Luck Penny

Aisling Foster
Luck Penny Theatre Company
Lion and Unicorn Theatre

Sheila Ruskin as Audrey Francis and Peter Dineen as Dr Brendan Regan Credit: Ciaran Cunningham

In 1920, Irish Republican Eamon de Valera was in America raising money from supporters when he met a group of Bolsheviks doing the same thing for the Soviets. He was very successful; they were not. De Valera did a deal: some of the Russian crown jewels as security for cash.

When that deal was done, the two sides had much in common. Indeed the 1916 Easter Rising had helped inspire the October Revolution, but by 1948, when this play is set, with de Valera Taoiseach in Ireland and the USSR under Stalin’s thumb, things were very different.

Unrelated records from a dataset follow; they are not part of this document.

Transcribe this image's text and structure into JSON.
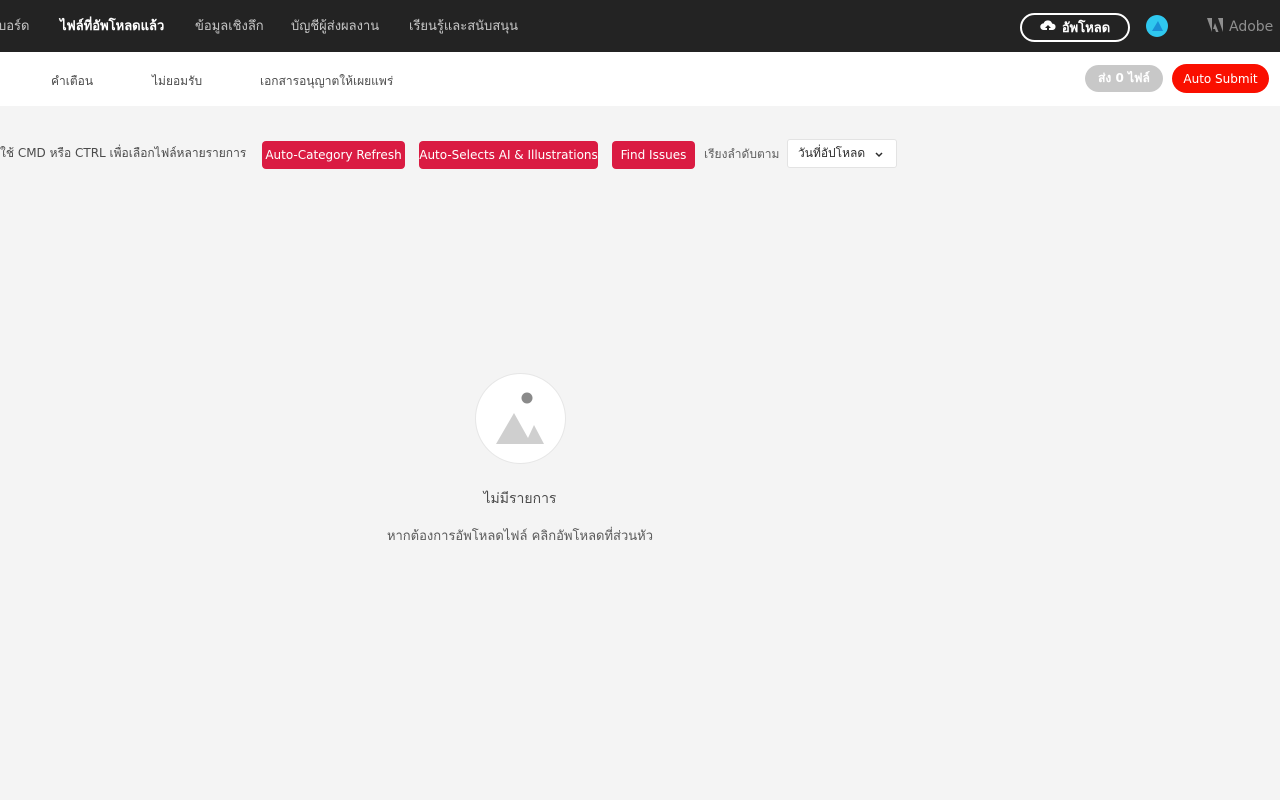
{
  "topnav": {
    "items": [
      {
        "label": "บอร์ด",
        "active": false
      },
      {
        "label": "ไฟล์ที่อัพโหลดแล้ว",
        "active": true
      },
      {
        "label": "ข้อมูลเชิงลึก",
        "active": false
      },
      {
        "label": "บัญชีผู้ส่งผลงาน",
        "active": false
      },
      {
        "label": "เรียนรู้และสนับสนุน",
        "active": false
      }
    ],
    "upload_label": "อัพโหลด",
    "adobe_label": "Adobe"
  },
  "subnav": {
    "tabs": [
      {
        "label": "คำเตือน"
      },
      {
        "label": "ไม่ยอมรับ"
      },
      {
        "label": "เอกสารอนุญาตให้เผยแพร่"
      }
    ],
    "send_label": "ส่ง 0 ไฟล์",
    "auto_submit_label": "Auto Submit"
  },
  "toolbar": {
    "hint": "ใช้ CMD หรือ CTRL เพื่อเลือกไฟล์หลายรายการ",
    "auto_category_label": "Auto-Category Refresh",
    "auto_selects_label": "Auto-Selects AI & Illustrations",
    "find_issues_label": "Find Issues",
    "sort_label": "เรียงลำดับตาม",
    "sort_value": "วันที่อัปโหลด"
  },
  "empty_state": {
    "title": "ไม่มีรายการ",
    "subtitle": "หากต้องการอัพโหลดไฟล์ คลิกอัพโหลดที่ส่วนหัว"
  },
  "colors": {
    "topnav_bg": "#232323",
    "accent_red": "#da1b42",
    "auto_submit_red": "#fa0f00",
    "avatar": "#2fc8ef"
  },
  "icons": [
    "cloud-upload-icon",
    "avatar",
    "adobe-logo-icon",
    "chevron-down-icon",
    "image-placeholder-icon"
  ]
}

The original transaction had been very secret. Dramatist Aislaing Foster (who has already published a novel about these jewels) heard rumours of them when she was a child in Dublin, but it was not until 1993 that the release of official papers made it public. It was therefore with the utmost secrecy that de Valera sent his old friend Dr Brendan Regan of to Moscow to return the jewels and call in the loan.

So, here is Dr Regan waiting, as he has been for hours, in a room in the Kremlin for a Russian government official to do business. The play follows Dr Regan from the Kremlin to the Odessa Hotel where he is staying, his complicity with the concierge Dimitri, his meeting with a fellow traveller English woman visitor called Audrey Francis and the intrusion of Russian student Irma, who all play their part in an intriguing tale that not only paints a picture of hidebound Soviet bureaucracy, KGB surveillance and blinkered tourism and creates some very strong characters but launches into a passionately-felt criticism of politicians who pay lip service to ideals but don’t deliver.

Peter Dineen expresses both Dr Regan’s frustration and his feeling making him warm-hearted but more aware of the world around him than Sheila Ruskin’s Mrs Francis. Mark Straker is sourly hidebound as the Kremlin official; here is a man without a smile, but we see more of Irma and concierge Anton—Holly Morgan and Howard Lee get the chance to reveal the person behind the role the system gives them.

With a snow-encrusted window above a bed on one side of the stage and a portrait of Stalin looking down on the other, the action takes place on a composite set but scene changes, despite some deightfully appropriate music, still slow down Cherry Cookson’s otherwise well-paced production that allows her actors to gradually build the audience’s involvement to create a very interesting evening.

Luck Penny returns to the Lion and Unicorn on Sundays and Mondays 23 June – 8 July.